Danby eyed him keenly and wistfully. “Are you laughing at me?” he asked. “Me?”
“Laffin’? Why, you’d make an old sow laff.”
“You amaze me,” said Danby. He gave the man another shilling. “Get further drinks on your way back. You’re—you’re a pink pill for pale people, old boy.”
“Ah must go,” said Pippard reluctantly.
“Yes, you trudge off to the old woman and get your dinner. I’ll drink your health in a glass of water and a tabloid.”
Pippard got into his coat and re-lit a short black clay.
“Well, good day, and thankee.”
“Good day, and thank you.” Danby held out his hand. It was thin and pale. It was grasped and shaken monstrously. “That’s right—hurt it. Go on; hurt it. You make me feel almost manly.... Good day and good luck! My love to the old woman and the kids, and the rabbit, and the old dog, and granny.”

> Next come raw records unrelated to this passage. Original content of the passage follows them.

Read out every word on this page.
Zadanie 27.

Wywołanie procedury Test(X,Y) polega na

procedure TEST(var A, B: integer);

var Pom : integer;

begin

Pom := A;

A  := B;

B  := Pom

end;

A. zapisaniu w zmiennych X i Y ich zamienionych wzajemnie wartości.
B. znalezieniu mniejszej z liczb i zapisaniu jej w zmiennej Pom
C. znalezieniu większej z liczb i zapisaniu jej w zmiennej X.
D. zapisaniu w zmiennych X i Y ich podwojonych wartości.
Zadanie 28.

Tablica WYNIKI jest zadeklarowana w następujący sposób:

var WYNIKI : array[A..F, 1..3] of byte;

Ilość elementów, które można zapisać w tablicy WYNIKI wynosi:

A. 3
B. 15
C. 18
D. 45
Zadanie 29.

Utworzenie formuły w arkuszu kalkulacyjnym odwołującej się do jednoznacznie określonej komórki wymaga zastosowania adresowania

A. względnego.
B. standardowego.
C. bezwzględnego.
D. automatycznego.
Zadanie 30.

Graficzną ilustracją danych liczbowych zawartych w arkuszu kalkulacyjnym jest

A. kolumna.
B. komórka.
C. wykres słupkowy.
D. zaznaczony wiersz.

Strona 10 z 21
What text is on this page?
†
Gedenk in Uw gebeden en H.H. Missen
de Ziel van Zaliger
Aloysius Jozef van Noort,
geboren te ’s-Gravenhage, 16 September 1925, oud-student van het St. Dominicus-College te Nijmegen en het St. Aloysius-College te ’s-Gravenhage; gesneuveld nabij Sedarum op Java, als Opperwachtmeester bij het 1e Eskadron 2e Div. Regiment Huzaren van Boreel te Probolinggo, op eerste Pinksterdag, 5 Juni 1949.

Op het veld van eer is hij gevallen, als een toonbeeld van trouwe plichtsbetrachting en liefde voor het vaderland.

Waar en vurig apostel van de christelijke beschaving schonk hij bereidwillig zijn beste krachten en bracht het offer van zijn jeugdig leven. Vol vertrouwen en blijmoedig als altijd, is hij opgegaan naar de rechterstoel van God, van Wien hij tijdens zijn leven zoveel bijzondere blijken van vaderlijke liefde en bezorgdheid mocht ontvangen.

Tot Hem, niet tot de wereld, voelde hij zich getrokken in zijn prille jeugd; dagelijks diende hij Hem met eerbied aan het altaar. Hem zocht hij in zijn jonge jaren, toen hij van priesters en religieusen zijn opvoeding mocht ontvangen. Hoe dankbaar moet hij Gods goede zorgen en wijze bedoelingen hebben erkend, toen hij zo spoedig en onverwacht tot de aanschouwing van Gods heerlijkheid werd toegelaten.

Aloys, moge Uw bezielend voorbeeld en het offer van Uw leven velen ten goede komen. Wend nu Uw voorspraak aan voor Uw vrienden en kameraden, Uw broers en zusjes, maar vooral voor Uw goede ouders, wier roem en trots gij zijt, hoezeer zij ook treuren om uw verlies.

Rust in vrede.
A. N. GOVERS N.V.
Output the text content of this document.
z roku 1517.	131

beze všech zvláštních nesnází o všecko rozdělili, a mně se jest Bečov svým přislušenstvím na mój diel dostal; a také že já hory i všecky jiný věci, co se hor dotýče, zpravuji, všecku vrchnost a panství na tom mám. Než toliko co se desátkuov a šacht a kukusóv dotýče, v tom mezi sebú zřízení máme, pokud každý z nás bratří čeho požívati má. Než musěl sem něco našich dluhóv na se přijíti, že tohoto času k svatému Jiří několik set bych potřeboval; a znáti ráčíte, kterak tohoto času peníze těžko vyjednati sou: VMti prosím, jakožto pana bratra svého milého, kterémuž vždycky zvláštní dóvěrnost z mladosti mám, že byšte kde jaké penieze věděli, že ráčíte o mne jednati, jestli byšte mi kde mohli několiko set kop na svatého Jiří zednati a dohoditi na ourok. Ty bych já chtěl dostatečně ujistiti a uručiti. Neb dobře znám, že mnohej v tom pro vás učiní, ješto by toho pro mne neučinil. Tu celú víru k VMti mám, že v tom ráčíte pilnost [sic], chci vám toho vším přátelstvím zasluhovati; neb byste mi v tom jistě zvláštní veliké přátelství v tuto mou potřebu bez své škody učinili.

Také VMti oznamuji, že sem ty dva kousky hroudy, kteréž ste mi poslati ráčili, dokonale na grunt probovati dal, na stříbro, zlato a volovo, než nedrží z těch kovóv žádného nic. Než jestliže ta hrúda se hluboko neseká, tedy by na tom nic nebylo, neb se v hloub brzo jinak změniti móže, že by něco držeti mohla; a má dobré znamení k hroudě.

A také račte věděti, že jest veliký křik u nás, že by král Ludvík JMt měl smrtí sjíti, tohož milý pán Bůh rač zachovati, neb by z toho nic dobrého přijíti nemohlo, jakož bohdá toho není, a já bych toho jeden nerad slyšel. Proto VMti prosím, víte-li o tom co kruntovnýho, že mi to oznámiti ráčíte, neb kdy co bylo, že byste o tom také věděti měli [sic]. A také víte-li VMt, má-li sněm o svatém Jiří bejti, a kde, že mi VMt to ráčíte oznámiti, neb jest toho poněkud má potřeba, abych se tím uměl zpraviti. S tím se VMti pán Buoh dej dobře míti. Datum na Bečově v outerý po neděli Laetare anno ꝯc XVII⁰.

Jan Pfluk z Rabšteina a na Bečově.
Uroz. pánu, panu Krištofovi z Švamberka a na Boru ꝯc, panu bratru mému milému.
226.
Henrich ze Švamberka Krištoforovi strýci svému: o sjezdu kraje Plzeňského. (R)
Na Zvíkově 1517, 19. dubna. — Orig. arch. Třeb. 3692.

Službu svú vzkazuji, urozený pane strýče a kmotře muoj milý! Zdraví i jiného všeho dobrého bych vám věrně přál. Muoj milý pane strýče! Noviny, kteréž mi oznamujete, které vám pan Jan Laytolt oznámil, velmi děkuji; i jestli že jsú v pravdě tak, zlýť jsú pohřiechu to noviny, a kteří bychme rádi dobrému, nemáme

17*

Laughing again, the big man marched off, made small work of the gate, and trudged away. Danby followed him up to the gate, and stood watching him curiously and admiringly, and as he watched he spoke his thoughts aloud.
“Good day, giant,” he said. “Good day, simple son of the soil, who eats hearty, drinks like a fish, and digests everything. Good-bye, man who knows nothing, and doesn’t want to know anything. I’d give ten years of my life for five of yours any day. Well, well.”